Goldilocks and The Three Dinosaurs
- Author: Mo Willems
- Cover artist: Willems
- Language: English
- Genre: Children's Book
- Published: September 1, 2012
- Publisher: Balzer and Bray
- Publication place: United States
- ISBN: 9780062104182

= Goldilocks and the Three Dinosaurs =

2012 children's picture book by Mo Willems

Goldilocks and the Three Dinosaurs is the title of a children's picture book by Mo Willems. Published in 2012 by Balzer and Bray, it is a parody of the traditional tale of "Goldilocks and the Three Bears" but the bears are replaced with Dinosaurs.

==Reception==
Kirkus Book Reviews called it "Top-notch for group storytime, for a project on revising classics or just for enjoyment; funniest for kids who know the original." A review from Publishers Weekly praised the book's humour and commented that it is "a sure bet for audiences who have moved beyond more gently witty fare". Regan McMahon, reviewing from Common Sense Media, stated that the book is an "exceptional delight" with an art style that included "sly elements to entertain adults".

==Adaptations==
Weston Woods Studios produced a short film adaptation in 2015 with animation by Pete List.

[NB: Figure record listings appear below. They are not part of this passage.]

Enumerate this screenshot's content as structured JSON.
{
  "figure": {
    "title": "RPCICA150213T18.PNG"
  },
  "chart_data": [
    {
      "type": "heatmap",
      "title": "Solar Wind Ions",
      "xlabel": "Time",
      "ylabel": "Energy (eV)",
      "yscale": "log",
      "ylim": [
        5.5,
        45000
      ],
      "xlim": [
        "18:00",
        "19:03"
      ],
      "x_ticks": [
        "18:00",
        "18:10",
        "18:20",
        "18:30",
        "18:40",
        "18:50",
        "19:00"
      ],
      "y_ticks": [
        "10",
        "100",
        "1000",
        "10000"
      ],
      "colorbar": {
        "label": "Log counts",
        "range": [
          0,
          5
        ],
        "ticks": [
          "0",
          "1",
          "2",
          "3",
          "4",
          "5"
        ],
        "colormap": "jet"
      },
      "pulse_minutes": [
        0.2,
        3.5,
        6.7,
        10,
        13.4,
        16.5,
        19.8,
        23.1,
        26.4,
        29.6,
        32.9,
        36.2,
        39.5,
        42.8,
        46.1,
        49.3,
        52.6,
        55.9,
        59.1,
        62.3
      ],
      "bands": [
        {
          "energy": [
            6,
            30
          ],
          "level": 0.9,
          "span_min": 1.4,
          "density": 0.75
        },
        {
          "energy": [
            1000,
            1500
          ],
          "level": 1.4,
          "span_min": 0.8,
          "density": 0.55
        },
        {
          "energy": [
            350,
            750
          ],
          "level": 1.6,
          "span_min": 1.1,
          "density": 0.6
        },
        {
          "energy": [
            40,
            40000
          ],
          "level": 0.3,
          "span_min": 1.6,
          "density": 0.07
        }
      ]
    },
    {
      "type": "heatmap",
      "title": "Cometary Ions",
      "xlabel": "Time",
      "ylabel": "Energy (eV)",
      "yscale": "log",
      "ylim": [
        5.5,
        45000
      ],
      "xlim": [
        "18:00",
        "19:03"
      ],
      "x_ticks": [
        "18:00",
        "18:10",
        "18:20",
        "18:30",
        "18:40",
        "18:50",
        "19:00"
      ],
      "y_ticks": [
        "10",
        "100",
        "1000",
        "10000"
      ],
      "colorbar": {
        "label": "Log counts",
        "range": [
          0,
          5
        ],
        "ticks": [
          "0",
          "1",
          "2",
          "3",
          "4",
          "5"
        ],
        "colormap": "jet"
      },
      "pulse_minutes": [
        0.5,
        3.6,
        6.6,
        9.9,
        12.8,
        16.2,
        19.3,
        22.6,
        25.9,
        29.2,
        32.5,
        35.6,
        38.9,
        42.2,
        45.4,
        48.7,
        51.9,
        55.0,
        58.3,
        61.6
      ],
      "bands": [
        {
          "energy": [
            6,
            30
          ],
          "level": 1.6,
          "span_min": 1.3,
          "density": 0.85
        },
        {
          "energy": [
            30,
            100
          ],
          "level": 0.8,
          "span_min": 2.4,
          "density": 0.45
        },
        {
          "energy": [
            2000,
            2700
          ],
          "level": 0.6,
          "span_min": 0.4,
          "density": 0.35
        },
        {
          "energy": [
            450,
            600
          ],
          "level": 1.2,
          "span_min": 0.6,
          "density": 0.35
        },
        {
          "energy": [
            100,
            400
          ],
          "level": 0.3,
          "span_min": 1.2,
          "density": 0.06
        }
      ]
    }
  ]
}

Willems adapted the book for the stage with original music by Ben Folds. The work was performed by the National Symphony Orchestra in April 2022 at the Kennedy Center in Washington, D.C. and featured performances by Evan Casey, Montego Glover, Erika Rose, Andrew Ross Wynn, and Tony Yazbeck with direction by Willems. The Nashville Symphony produced the work in March 2023, with performances by Kenzie Wynne, Galen Fott, Nettie Kraft, Kit Bulla, and Charles Edward Charlton, and with Enrico Lopez-Yañez conducting.